Calculating the probability of a single die roll with replacement


#1

calculate the probability of not seeing a 6 on a single roll.

p_no6 <- sample(6,1,replace=TRUE)

am I on the right path, or do I need actual math ?


#2

I'm a huge fan of doing simulations instead of doing actual math. I've managed to build a career on it!

Yes, you are on the right path. You simulated a single roll of the die. The replace parameter doesn't really matter since you're only drawing once. But once you start drawing more than one, it's important.


#3

do I need the sample function ?


#4

As @jdlong had written before you are in the right path. Yes, you do need the sample function.
Think of the replace=TRUE argument as a restriction to be imposed when you sample more than one dice.
In this case you are assuming the dices are independent of each other.


#5

whether you need the sample function depends on what you want to do. If you want to simulate a single (or vector of) dice rolls, then sample seems like the most straightforward way I can think of. You can do a whole bunch of dice rolls (100 million in this example) as follows:

rolls <- sample(6,100000000,replace=TRUE)
not6 <- rolls[rolls < 6]
## percent not 6 on single roll
length(not6) / length(rolls)

#6

so just use the default param of replace = FALSE? p_no6 <- sample(6,size=1) still not what I need.


#7

right.. 5/6 is the probability that it wont be 6 on a single dice roll. how to use that in the sample function ?


#8

Definitely set replace to TRUE if you want to run a simulation, say of 100 rolls. The idea is that around 84 rolls should not be 6 (5/6 * 100):

set.seed(100)
rolls <- sample(6, 100, replace = TRUE)
t <- table(rolls)
no_6 <- t[names(t)!="6"]
sum(no_6)
((5/6) * 100) 

#9

this worked: p_no6 <- 1 - (1/6) the premise I was working under for the probability not seeing a six on a single roll was 5/6. 1/6 seems like the probability of seeing a six.
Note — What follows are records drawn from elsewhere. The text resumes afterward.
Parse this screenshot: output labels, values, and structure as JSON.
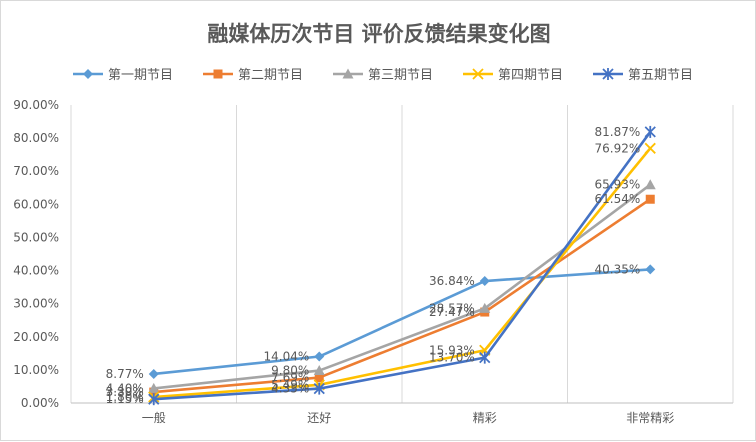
{
  "chart_data": {
    "type": "line",
    "title": "融媒体历次节目 评价反馈结果变化图",
    "categories": [
      "一般",
      "还好",
      "精彩",
      "非常精彩"
    ],
    "ylim": [
      0,
      90
    ],
    "y_ticks": [
      0,
      10,
      20,
      30,
      40,
      50,
      60,
      70,
      80,
      90
    ],
    "y_tick_labels": [
      "0.00%",
      "10.00%",
      "20.00%",
      "30.00%",
      "40.00%",
      "50.00%",
      "60.00%",
      "70.00%",
      "80.00%",
      "90.00%"
    ],
    "grid": "vertical",
    "legend_position": "top",
    "series": [
      {
        "name": "第一期节目",
        "values": [
          8.77,
          14.04,
          36.84,
          40.35
        ],
        "labels": [
          "8.77%",
          "14.04%",
          "36.84%",
          "40.35%"
        ],
        "color": "#5b9bd5",
        "marker": "diamond"
      },
      {
        "name": "第二期节目",
        "values": [
          3.3,
          7.69,
          27.47,
          61.54
        ],
        "labels": [
          "3.30%",
          "7.69%",
          "27.47%",
          "61.54%"
        ],
        "color": "#ed7d31",
        "marker": "square"
      },
      {
        "name": "第三期节目",
        "values": [
          4.4,
          9.8,
          28.57,
          65.93
        ],
        "labels": [
          "4.40%",
          "9.80%",
          "28.57%",
          "65.93%"
        ],
        "color": "#a5a5a5",
        "marker": "triangle"
      },
      {
        "name": "第四期节目",
        "values": [
          1.8,
          5.49,
          15.93,
          76.92
        ],
        "labels": [
          "1.80%",
          "5.49%",
          "15.93%",
          "76.92%"
        ],
        "color": "#ffc000",
        "marker": "x"
      },
      {
        "name": "第五期节目",
        "values": [
          1.15,
          4.35,
          13.7,
          81.87
        ],
        "labels": [
          "1.15%",
          "4.35%",
          "13.70%",
          "81.87%"
        ],
        "color": "#4472c4",
        "marker": "star"
      }
    ]
  }
}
why is 1/6 the probability of not seeing a six instead of 5/6 ?


#10

I did not need any simulation, just the probability. is there a reason for this ?


#11

I guess the answer that if you just want the probability answer, you don't need to use the sample() function at all. It does become useful if, like me and @jdlong , you'd like to see the actual p = 1 - (5/6) formula in action via a quick R script :slight_smile:


#12

why is it 1/6 instead of 5/6 for the probability of not seeing a six ?


#13

Is not, the probability of not seen six in a die roll it is indeed 5/6


#14

so its possible to calculate the probability without a simulation ?


#15

In this case yes, because each roll will be independent from any previous rolls, and you have discrete outcomes.


#16

so, you would want simulations for non-discrete or dependent events ?


#17

In R, I typically see simulated numbers created to build toy examples, or test out code. But for those cases, other functions, such as the runif() or rnorm() functions are usually selected to create the simulated data:

The rnorm() function will give you a set of data with a normal distribution, making it really good to learn about probabilities of continuous variables:

set.seed(100)
hist(rnorm(100))

Ideally, one starts practicing calculating probabilities on non-simulated data sets, such as iris or mtcars


#18

I see you were using simulation with replace=TRUE. I would think the default param would be better suited for simulation to get the probability


#19

If you want more simulation than the number of possible values, you need to set replace to TRUE. In the example, I requested 100 random values, so the sample() function would have failed if I would have left it intact.